Going under the knife is never an easy proposition. But being of a certain age and after some not-so-subtle deliberations with my personal manager (AKA my wife), the time came for me to make a truly unassailable decision: I needed to remove the bullets from my gun.
Intellectually, I realize that a vasectomy is a minor surgical procedure with an incredible upside. And yet... EEEEEEEEK! But one step at a time, right?
First came the consultation with my general practitioner. The literature was clear, concise, and damn it all to hell, somewhat funny, too! I learned that some discomfort might result, and some shaving down there might be required to make the... umm... “field battle-ready.” I wasn’t daunted yet, so I signed the consent form—confident that my vasectomy wouldn’t take place until sometime far off in the future, when I could still change my mind, and... wait.

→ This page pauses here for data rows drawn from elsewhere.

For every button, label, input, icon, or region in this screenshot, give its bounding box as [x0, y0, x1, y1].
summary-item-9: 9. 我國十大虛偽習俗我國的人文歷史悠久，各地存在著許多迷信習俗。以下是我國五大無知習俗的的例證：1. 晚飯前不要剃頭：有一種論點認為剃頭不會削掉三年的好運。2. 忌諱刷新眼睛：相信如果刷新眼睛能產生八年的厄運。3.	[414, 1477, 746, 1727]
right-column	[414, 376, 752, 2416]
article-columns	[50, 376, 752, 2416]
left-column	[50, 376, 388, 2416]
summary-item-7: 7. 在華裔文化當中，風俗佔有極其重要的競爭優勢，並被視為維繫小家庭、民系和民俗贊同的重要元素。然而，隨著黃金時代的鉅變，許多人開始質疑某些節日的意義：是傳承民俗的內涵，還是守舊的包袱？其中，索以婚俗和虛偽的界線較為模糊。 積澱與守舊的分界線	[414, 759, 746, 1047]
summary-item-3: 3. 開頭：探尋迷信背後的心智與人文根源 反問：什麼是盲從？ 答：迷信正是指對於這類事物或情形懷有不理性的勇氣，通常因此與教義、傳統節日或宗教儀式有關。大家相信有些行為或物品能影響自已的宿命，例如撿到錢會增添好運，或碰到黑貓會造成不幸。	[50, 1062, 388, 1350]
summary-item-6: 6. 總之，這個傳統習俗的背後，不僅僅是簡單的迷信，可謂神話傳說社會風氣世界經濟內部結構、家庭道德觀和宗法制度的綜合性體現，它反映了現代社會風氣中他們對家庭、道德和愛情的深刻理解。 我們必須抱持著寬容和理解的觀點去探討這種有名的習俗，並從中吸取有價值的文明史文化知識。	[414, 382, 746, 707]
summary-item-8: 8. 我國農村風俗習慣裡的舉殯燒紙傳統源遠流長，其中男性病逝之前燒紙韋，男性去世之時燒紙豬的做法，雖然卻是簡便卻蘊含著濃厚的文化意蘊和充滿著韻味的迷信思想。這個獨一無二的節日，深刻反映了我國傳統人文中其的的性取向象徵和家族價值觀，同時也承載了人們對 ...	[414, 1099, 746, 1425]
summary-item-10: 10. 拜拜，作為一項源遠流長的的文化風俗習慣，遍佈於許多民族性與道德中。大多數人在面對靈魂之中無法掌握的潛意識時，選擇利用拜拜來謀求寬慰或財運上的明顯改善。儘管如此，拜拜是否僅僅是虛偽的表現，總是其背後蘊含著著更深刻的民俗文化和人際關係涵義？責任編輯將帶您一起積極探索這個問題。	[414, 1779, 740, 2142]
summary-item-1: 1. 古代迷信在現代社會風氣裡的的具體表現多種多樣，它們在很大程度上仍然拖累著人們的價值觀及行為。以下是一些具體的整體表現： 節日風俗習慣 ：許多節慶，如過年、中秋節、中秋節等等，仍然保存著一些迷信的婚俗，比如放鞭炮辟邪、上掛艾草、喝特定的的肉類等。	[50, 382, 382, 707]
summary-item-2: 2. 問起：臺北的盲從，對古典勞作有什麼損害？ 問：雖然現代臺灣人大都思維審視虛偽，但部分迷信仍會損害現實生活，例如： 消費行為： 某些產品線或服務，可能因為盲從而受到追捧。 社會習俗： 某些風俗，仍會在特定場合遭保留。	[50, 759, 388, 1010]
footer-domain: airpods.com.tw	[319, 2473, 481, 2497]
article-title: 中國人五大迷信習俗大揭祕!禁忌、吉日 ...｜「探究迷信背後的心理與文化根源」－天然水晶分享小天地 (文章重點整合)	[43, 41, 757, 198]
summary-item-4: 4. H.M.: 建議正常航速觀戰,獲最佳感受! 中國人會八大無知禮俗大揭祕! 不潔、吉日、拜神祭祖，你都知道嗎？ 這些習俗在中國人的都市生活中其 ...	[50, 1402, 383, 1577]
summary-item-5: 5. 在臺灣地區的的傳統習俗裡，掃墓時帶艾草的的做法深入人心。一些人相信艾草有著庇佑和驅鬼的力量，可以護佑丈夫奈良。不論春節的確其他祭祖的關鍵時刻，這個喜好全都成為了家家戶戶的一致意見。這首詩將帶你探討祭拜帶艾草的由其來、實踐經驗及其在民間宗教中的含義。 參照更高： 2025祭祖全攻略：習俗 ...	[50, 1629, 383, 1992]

What? Someone’s calling me at work?
“Mr. Davis, though your vasectomy is scheduled for much later, we have an opening tomorrow. Would you like to take it?”

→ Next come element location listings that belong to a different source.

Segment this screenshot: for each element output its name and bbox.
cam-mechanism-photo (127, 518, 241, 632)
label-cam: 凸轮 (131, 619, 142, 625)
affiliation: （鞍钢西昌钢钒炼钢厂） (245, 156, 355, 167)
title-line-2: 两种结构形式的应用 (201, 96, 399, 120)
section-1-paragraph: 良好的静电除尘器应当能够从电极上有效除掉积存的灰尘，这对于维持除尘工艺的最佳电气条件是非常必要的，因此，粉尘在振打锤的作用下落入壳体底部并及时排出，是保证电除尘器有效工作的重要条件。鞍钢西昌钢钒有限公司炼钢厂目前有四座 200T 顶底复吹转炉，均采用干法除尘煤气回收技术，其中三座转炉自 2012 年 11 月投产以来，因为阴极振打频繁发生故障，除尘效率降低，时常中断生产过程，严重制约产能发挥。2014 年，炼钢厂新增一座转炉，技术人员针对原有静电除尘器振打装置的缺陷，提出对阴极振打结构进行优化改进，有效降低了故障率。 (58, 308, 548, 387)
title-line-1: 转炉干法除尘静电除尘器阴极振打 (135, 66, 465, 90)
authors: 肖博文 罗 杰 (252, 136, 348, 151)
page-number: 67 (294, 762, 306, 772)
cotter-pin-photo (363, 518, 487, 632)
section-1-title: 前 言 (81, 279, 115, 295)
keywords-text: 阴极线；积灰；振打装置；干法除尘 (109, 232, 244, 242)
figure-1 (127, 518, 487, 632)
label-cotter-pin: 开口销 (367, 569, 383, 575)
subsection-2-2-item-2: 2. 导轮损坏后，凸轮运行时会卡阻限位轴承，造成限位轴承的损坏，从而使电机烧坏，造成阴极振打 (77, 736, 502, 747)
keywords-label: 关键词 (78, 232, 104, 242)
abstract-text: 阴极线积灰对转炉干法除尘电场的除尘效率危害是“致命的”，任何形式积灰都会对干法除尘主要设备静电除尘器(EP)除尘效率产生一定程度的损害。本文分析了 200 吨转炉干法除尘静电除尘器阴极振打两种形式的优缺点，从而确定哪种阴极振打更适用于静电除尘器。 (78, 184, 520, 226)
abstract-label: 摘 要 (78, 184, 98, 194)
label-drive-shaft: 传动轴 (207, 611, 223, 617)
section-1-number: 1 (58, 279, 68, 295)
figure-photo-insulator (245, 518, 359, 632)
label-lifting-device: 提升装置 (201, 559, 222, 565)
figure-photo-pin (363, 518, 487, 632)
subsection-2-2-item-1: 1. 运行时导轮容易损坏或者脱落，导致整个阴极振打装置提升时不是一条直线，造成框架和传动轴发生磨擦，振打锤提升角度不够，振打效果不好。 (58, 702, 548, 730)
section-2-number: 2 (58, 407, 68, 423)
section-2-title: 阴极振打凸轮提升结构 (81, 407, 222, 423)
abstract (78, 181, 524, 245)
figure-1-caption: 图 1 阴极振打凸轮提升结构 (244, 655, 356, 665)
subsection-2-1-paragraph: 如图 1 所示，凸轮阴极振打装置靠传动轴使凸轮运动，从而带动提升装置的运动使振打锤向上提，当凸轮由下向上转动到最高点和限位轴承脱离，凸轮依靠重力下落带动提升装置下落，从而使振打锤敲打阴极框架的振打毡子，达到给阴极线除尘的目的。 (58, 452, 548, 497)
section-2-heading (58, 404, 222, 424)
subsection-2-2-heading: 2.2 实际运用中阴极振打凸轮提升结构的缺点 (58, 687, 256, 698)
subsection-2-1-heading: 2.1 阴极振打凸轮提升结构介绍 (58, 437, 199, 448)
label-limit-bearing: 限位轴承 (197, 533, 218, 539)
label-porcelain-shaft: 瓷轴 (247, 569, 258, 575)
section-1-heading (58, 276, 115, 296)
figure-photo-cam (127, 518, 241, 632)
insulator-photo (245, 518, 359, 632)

Damn it. NEVER answer the phone at work.
“Yes, I’ll take it. Yes, I have the literature. Yes, I have the single Valium pill, and a ride home after the procedure. Yes.” NOOO!
Burying my panic, I launched into prep mode. First, procure an athletic supporter. (Pro tip: Despite all common sense, they’re located in Fred Meyer’s sporting goods section—not the underwear department.) Then, after a dinner of gin and tonics, I hopped in the bath, and gently (OH SO GENTLY) shaved my junk, dried off, and retired to a restless night of tossing and turning.

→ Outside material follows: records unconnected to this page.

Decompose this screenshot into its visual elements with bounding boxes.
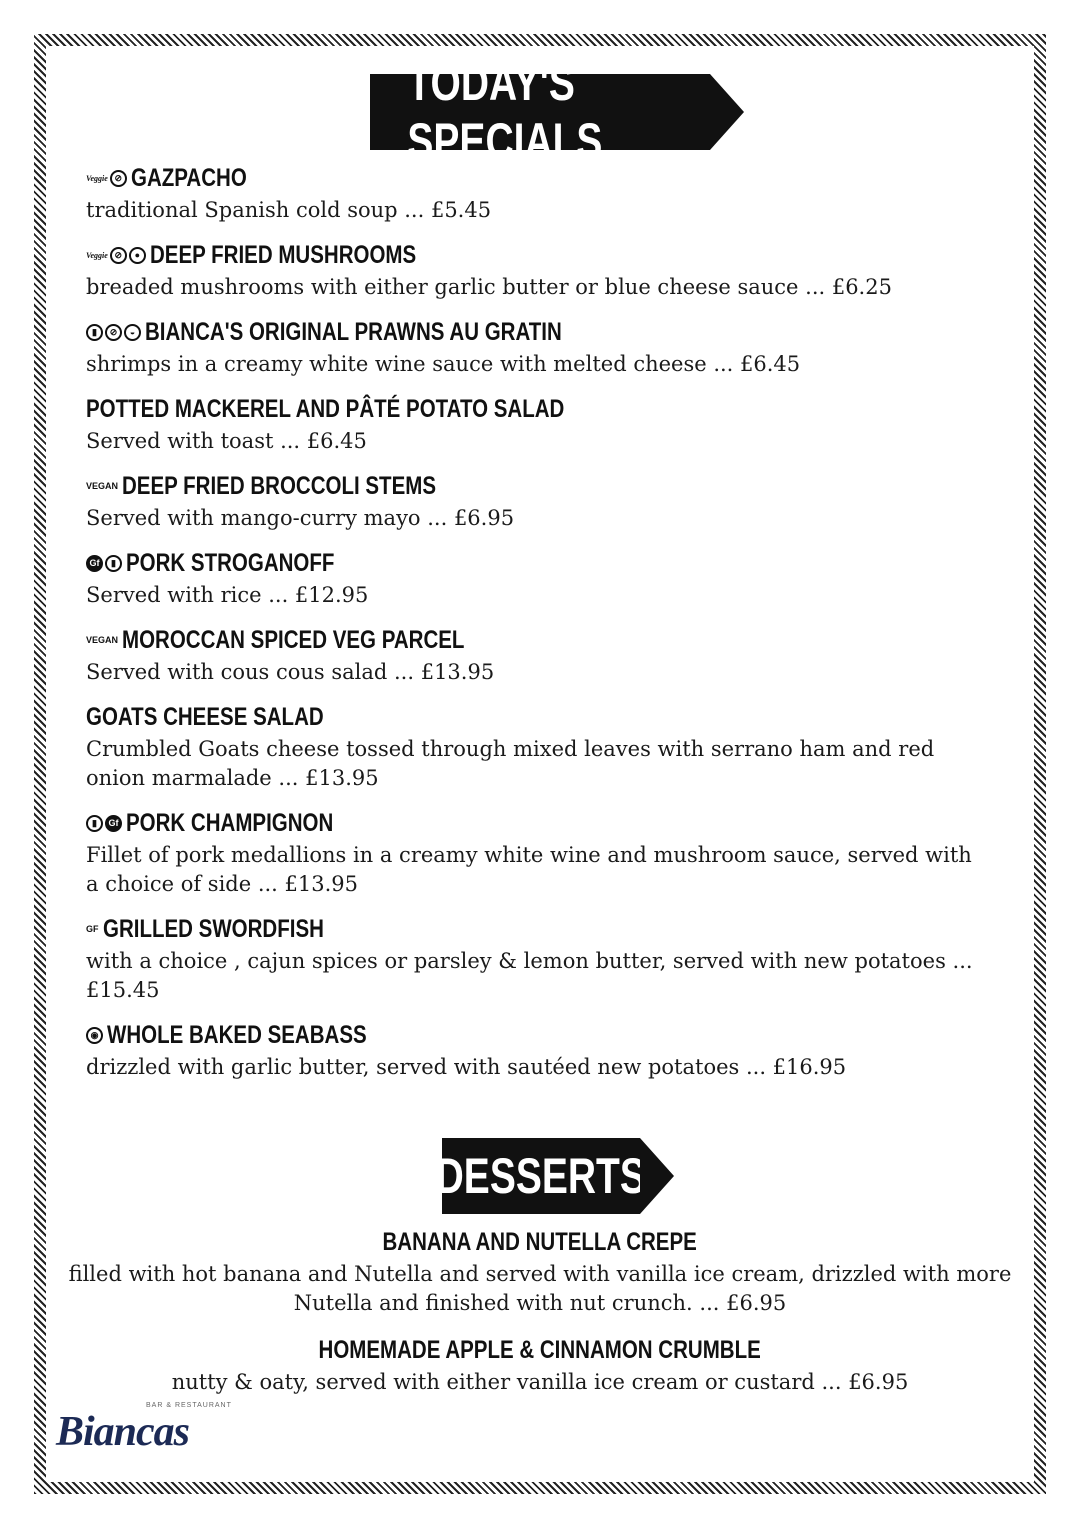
menu-item-gazpacho (86, 160, 986, 225)
gluten-free-icon: ⊘ (110, 170, 127, 187)
menu-item-potted-mackerel (86, 391, 986, 456)
menu-item-description: Served with rice ... £12.95 (86, 583, 369, 607)
menu-item-title: BIANCA'S ORIGINAL PRAWNS AU GRATIN (145, 317, 562, 346)
menu-item-title: POTTED MACKEREL AND PÂTÉ POTATO SALAD (86, 394, 565, 423)
veggie-tag: Veggie (86, 250, 108, 260)
menu-item-title: DEEP FRIED MUSHROOMS (149, 240, 416, 269)
fish-icon: ◉ (86, 1027, 103, 1044)
dessert-apple-cinnamon-crumble (60, 1332, 1020, 1397)
menu-item-description: Served with mango-curry mayo ... £6.95 (86, 506, 515, 530)
menu-item-description: drizzled with garlic butter, served with sautéed new potatoes ... £16.95 (86, 1055, 847, 1079)
menu-item-description: traditional Spanish cold soup ... £5.45 (86, 198, 492, 222)
menu-item-description: shrimps in a creamy white wine sauce with melted cheese ... £6.45 (86, 352, 801, 376)
menu-item-title: GRILLED SWORDFISH (102, 914, 324, 943)
desserts-heading: DESSERTS (435, 1148, 647, 1204)
menu-item-description: breaded mushrooms with either garlic butter or blue cheese sauce ... £6.25 (86, 275, 892, 299)
shellfish-icon: ◒ (124, 324, 141, 341)
specials-heading-banner (370, 55, 710, 169)
menu-item-description: Served with toast ... £6.45 (86, 429, 367, 453)
dessert-title: BANANA AND NUTELLA CREPE (382, 1227, 698, 1256)
menu-item-description: Fillet of pork medallions in a creamy white wine and mushroom sauce, served with a choice of side ... £13.95 (86, 843, 972, 896)
specials-list (86, 160, 986, 1094)
egg-icon: ● (129, 247, 146, 264)
dessert-banana-nutella-crepe (60, 1224, 1020, 1318)
veggie-tag: Veggie (86, 173, 108, 183)
menu-item-description: Served with cous cous salad ... £13.95 (86, 660, 495, 684)
menu-item-title: WHOLE BAKED SEABASS (107, 1020, 367, 1049)
menu-item-goats-cheese-salad (86, 699, 986, 793)
menu-item-title: MOROCCAN SPICED VEG PARCEL (122, 625, 465, 654)
menu-item-title: DEEP FRIED BROCCOLI STEMS (122, 471, 437, 500)
specials-heading: TODAY'S SPECIALS (407, 55, 603, 169)
dairy-icon: ▮ (105, 555, 122, 572)
dessert-description: nutty & oaty, served with either vanilla ice cream or custard ... £6.95 (171, 1370, 909, 1394)
menu-item-broccoli-stems (86, 468, 986, 533)
gf-tag: GF (86, 924, 99, 934)
menu-item-title: PORK CHAMPIGNON (126, 808, 334, 837)
dessert-title: HOMEMADE APPLE & CINNAMON CRUMBLE (318, 1335, 762, 1364)
gluten-icon: ⊘ (105, 324, 122, 341)
vegan-tag: VEGAN (86, 635, 119, 645)
menu-item-prawns-au-gratin (86, 314, 986, 379)
menu-item-description: Crumbled Goats cheese tossed through mixed leaves with serrano ham and red onion marmalade ... £13.95 (86, 737, 935, 790)
logo-subtitle: BAR & RESTAURANT (146, 1402, 232, 1409)
dairy-icon: ▮ (86, 324, 103, 341)
menu-item-title: PORK STROGANOFF (126, 548, 335, 577)
gluten-free-badge-icon: Gf (105, 815, 122, 832)
menu-item-grilled-swordfish (86, 911, 986, 1005)
logo-text: Biancas (56, 1409, 190, 1455)
dessert-description: filled with hot banana and Nutella and served with vanilla ice cream, drizzled with more Nutella and finished with nut crunch. ... £6.95 (68, 1262, 1012, 1315)
desserts-heading-banner (435, 1138, 647, 1214)
menu-item-deep-fried-mushrooms (86, 237, 986, 302)
dairy-icon: ▮ (86, 815, 103, 832)
menu-item-pork-champignon (86, 805, 986, 899)
menu-item-title: GOATS CHEESE SALAD (86, 702, 324, 731)
menu-item-description: with a choice , cajun spices or parsley & lemon butter, served with new potatoes ... £15.45 (86, 949, 973, 1002)
gluten-icon: ⊘ (110, 247, 127, 264)
desserts-list (60, 1224, 1020, 1411)
menu-item-pork-stroganoff (86, 545, 986, 610)
gluten-free-badge-icon: Gf (86, 555, 103, 572)
biancas-logo (56, 1400, 236, 1470)
menu-item-whole-baked-seabass (86, 1017, 986, 1082)
vegan-tag: VEGAN (86, 481, 119, 491)
menu-item-veg-parcel (86, 622, 986, 687)
menu-item-title: GAZPACHO (130, 163, 247, 192)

The next day I arrived at the office, signed myself in, and popped my pill (AKA Prince Valium). Within minutes I was a drooling, slumping foolbrick, ready for anything.
Upon being escorted to the procedure room (and tripping over my jockstrap as I undressed), I lay back on the table with my shirt on, and a large medi-towel draped across my bits. The doctor informed me I might feel a bit of “pressure” when the local anesthetic was administered. (Pro tip: There is no pro tip. Just try not to think about it.)
Once it was established that I had no idea where my groin was, I heard snipping. Then, the wafting and somehow sweet smell of cauterization filled the room. But actually, I felt fine. In fact, I found myself muttering aloud, “Thiss kinda reminds me of Braveheart.” The doctor and nurse were puzzled. “Really? How do you mean?” With all the strength I could summon, I exclaimed, “FRRREEEEEEEDDDOOOMM!”
It’s one week later, and I’m still sporting the supporter. My scrabble bag isn’t as sore, and what was originally a bruised rainbow of purple, blue, and other truly wrong colors is almost recognizable. In six weeks (and roughly 20 ejaculations to make sure none of my swimmers are hiding out), I’ll take a juice sample to the testing lab—just to ensure I’ve experienced the correct level of embarrassment. But then? I will have what Braveheart and so many more have yearned for: FREEDOM. (And my personal manager is pretty happy about it, too.)